WASHINGTON, DC – An association between low doses of levetiracetam and higher rates of treatment success in children with absence epilepsy syndromes has been found, according to findings presented at the 2017 American Epilepsy Society Annual Meeting December 1-5, 2017 in Washington, DC.

“[Although] levetiracetam is prescribed for a broad spectrum of seizure types, it does not have a specific indication for absence epilepsy,” reported the investigators. “Given the common use of this drug in clinical practice, we sought to determine the real-world efficacy of levetiracetam for the treatment of childhood absence epilepsies (CAE) and juvenile absence epilepsies (JAE).”
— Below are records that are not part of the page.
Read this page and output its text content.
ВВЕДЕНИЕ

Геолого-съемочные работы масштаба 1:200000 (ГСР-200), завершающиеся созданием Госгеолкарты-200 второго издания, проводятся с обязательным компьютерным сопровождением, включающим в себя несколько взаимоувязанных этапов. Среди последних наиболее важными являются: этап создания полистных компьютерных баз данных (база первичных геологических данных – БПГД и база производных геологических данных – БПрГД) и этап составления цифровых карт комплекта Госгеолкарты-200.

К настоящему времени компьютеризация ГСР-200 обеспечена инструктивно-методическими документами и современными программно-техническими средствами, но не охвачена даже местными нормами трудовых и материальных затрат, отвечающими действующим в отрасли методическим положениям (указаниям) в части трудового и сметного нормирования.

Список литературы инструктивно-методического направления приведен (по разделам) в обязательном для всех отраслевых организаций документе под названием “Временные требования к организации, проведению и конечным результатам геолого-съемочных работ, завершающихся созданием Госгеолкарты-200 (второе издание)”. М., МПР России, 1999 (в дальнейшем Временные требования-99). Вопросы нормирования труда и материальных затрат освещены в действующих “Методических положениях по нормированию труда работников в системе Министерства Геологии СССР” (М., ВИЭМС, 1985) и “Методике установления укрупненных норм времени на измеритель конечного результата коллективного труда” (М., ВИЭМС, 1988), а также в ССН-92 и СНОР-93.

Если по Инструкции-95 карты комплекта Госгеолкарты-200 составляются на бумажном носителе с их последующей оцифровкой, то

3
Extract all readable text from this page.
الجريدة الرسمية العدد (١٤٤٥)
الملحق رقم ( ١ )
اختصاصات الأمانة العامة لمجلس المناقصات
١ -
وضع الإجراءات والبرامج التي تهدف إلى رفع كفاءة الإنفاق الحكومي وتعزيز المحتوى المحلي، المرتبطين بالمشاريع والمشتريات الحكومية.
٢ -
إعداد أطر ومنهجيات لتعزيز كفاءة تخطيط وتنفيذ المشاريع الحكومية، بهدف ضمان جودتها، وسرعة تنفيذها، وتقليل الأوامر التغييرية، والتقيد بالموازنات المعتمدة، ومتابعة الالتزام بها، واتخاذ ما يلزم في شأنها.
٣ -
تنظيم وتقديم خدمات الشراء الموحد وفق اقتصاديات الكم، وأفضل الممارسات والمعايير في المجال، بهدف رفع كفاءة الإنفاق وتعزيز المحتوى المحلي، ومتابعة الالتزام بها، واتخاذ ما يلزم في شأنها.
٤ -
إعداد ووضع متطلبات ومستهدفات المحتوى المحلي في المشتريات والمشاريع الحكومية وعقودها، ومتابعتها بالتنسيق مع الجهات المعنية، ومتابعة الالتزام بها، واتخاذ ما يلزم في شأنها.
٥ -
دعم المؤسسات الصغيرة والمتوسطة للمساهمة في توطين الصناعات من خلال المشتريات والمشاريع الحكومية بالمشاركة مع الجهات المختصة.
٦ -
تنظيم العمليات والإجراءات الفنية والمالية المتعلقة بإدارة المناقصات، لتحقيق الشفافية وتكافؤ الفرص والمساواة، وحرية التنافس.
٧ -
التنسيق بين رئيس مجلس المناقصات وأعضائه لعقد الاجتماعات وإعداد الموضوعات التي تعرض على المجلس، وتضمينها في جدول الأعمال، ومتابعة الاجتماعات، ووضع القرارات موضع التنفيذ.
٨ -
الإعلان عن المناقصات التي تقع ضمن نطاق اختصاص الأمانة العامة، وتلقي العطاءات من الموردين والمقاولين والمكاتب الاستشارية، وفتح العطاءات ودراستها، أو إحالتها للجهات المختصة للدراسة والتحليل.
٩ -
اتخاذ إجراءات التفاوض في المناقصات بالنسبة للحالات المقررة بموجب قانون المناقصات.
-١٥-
Investigators conducted a systematic chart review of pediatric patients who were treated for new-onset absence epilepsies. A total of 158 children were included in this analysis, of whom 72 were being treated with levetiracetam.

A large proportion of patients receiving levetiracetam discontinued therapy (74%) due to either treatment-associated side effects (45%) or clinical inefficacy (59%). There was no significant difference among discontinuation of levetiracetam vs other medications with regard to therapy-related side effects (odds ratio [OR] 0.69; 95% CI, 0.36-1.31).

On pretreatment electroencephalography, polyspikes were found to be somewhat higher in the levetiracetam-effective group (44%) vs the levetiracetam-ineffective group (27%; OR 0.46; 95% CI, 0.15-1.40). Doses for levetiracetam were significantly lower among children who had treatment success vs treatment failure (29 ± 13 mg/kg/d vs 42 ± 20 mg/kg/d, respectively; P =.005).

The investigators stated, “Lack of seizure control requiring continued-dose escalation should prompt early consideration of a therapeutic medication transition from levetiracetam to a first-line absence epilepsy medication.”

Disclosures: The investigators report financial support from the University of Michigan Charles Woodson Fund for Clinical Research.

For more coverage of AES 2017, click here.

Reference

Nolan DA, Shellhaas R, Lester S, Rau S. Clinical use and efficacy of levetiracetam for childhood and juvenile absence epilepsies. Presented at: 2017 American Epilepsy Society Annual Meeting. December 1-5, 2017; Washington, DC. Abstract 1.182.